Oasi del Brusà, al via la piantumazione di 1.700 piante

Oasi del Brusà, al via la piantumazione di 1.700 piante

(di Stefano Cucco) Il progetto di valorizzazione della riserva naturale del Brusà, a Cerea, è entrato nel vivo. Inizieranno nei prossimi giorni le attività di mappatura della biodiversità e di rimboschimento previste nell’ambito del progetto Biodiversity Bridges, sostenuto dalla Fondazione Cariverona. L’iniziativa permetterà di riqualificare un’area di grande importanza naturalistica, riconosciuta a livello internazionale come Sito di Importanza Comunitaria (SIC) e situata sulla riva destra del fiume Menago. Sono, già, state acquistate 1700 specie arboree e arbustive autoctone, molte delle quali con vistose fioriture apprezzate dalle api.

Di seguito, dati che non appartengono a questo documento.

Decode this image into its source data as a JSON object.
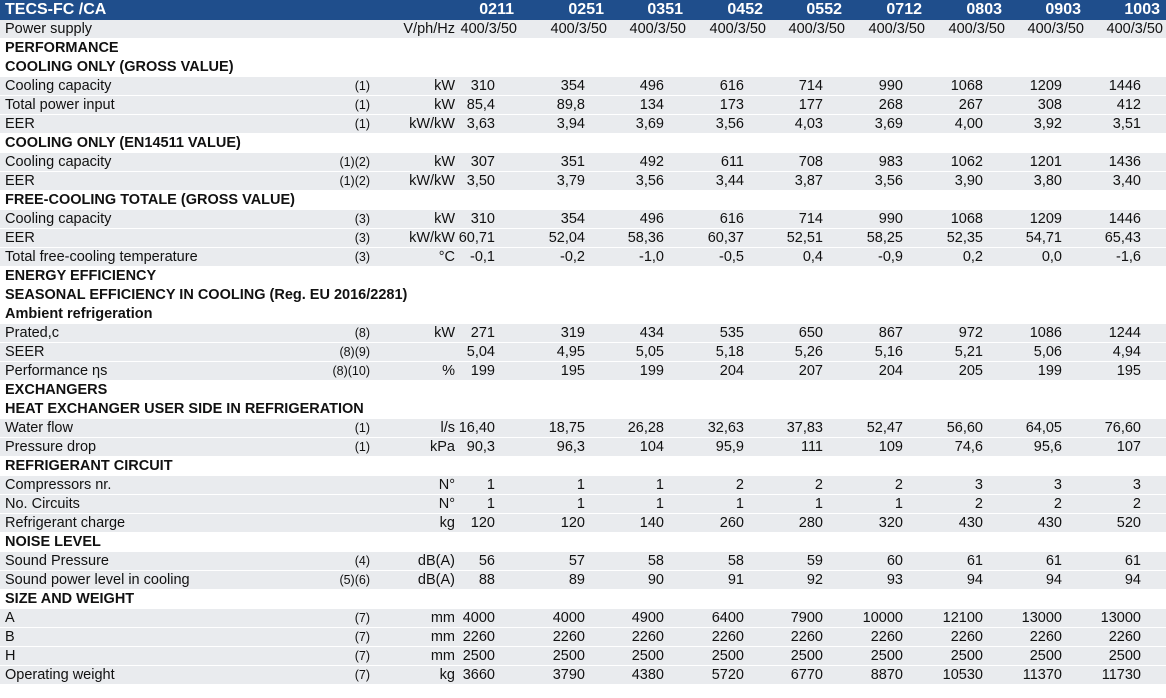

“L’obiettivo di questa iniziativa”, spiega Marco Franzoni, primo cittadino di Cerea, “è quella di tutelare le biodiversità dell’Oasi del Brusà, valorizzando un luogo caratteristico del nostro magnifico territorio. In questi anni abbiamo riqualificato alcune importanti aree della nostra città, puntando sul decoro e sulla sicurezza. Ora è arrivato il momento di fare il passo successivo, per rendere Cerea attrattiva nei confronti dei visitatori e dei turisti che arrivano da fuori Verona e che sono interessati a conoscere la nostra pianura”.

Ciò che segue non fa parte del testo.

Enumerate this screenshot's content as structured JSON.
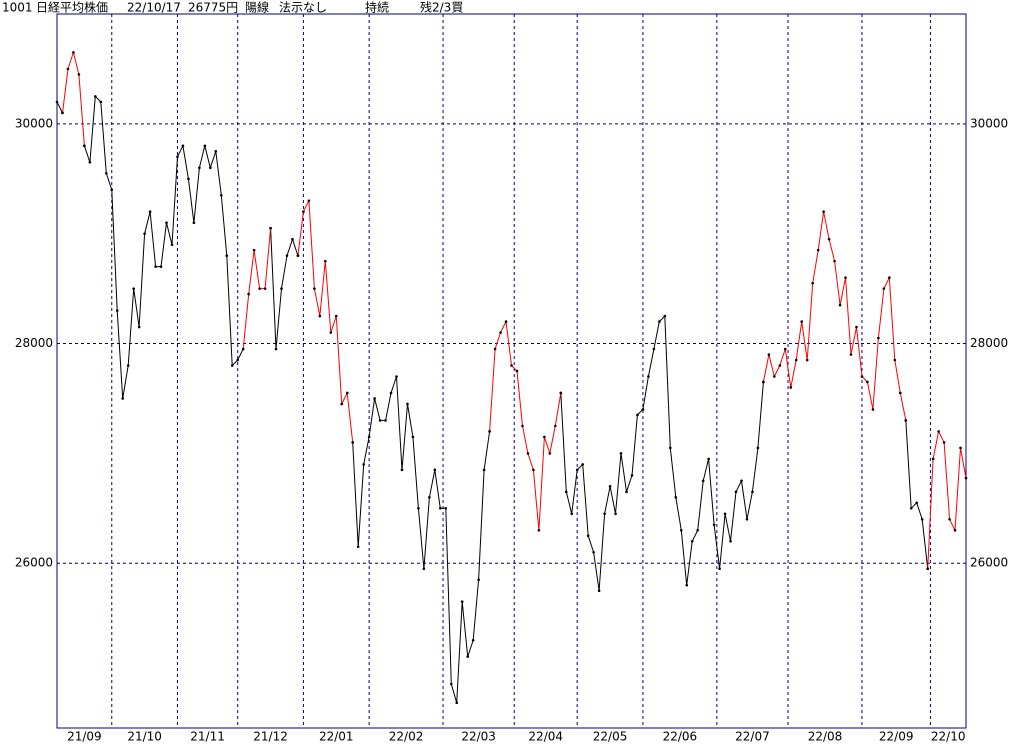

“L’iniziativa”, afferma Lara Fadini, vicesindaco e assessore all’Ecologia, “ha come obiettivo quello di conoscere e preservare la biodiversità dell’oasi verde, ma ha anche una forte valenza sociale. Per realizzare le piantumazioni, infatti, verranno coinvolti i giovani della Cooperativa Sociale Centro di Lavoro San Giovanni Calabria. Siamo partiti dalla mappatura delle emergenze naturalistiche all’interno dell’area, con il censimento delle specie vegetali e animali attualmente presenti, l’individuazione delle maggiori criticità legate al mantenimento degli equilibri ecologici. Sono state, pertanto, individuate le soluzioni idrauliche e forestali per la salvaguardia delle aree e la messa a dimora delle piante”. Ma non è tutto.

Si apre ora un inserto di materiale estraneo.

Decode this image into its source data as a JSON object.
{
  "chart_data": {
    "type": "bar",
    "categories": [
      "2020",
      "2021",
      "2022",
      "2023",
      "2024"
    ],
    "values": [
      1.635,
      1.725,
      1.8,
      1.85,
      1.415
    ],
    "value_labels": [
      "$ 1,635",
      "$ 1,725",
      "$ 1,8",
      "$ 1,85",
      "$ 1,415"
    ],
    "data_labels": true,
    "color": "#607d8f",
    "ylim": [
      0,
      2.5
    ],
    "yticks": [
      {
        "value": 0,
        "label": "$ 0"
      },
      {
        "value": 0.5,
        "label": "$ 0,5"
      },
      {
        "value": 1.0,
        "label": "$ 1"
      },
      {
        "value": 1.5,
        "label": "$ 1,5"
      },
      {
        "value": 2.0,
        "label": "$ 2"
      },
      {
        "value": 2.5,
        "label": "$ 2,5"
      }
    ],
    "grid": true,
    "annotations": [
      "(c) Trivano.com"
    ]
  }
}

“Dopo aver valorizzato il parco delle Vallette, nel cuore di Cerea”, conclude Fadini, “procediamo a migliorare ulteriormente la riserva naturalistica della nostra città. La tutela dell’ambiente e della biodiversità un tema che non conosce colore politico e che va affrontato con senso di responsabilità e senza ideologie”.

Infine, i partner di Biodiversity Bridges sono WBA Project Srl (ente capofila), i Comuni di Cerea, Soave, Fumane e Marano di Valpolicella, gli istituti scolastici ISI Leonardo da Vinci Cere,; IIS Stefani-Bentegodi di Isola della Scala, IIS Ferraris-Fermi di Verona, Cooperativa Sociale Centro di Lavoro San Giovanni Calabria, Associazione Strada del Vino Valpolicella, Associazione Strada del Vino Soave, Cascina Albaterra Società Cooperativa Agricola e Sociale, Associazione Provinciale Apicoltori Veronesi, Provincia di Verona, Associazione Naturalistica Valle Brusà, Associazione Verona Birdwatching, Consorzio di Bonifica Veronese, Ufficio Scolastico Regionale per il Veneto – Ufficio VII Ambito Territoriale di Verona, Gruppo Podistico I Canguri di Cerea, Asd Diaita, Uisp Comitato Territoriale Verona Aps, ed Associazione Italia Nostra Onlus – Sezione di Verona.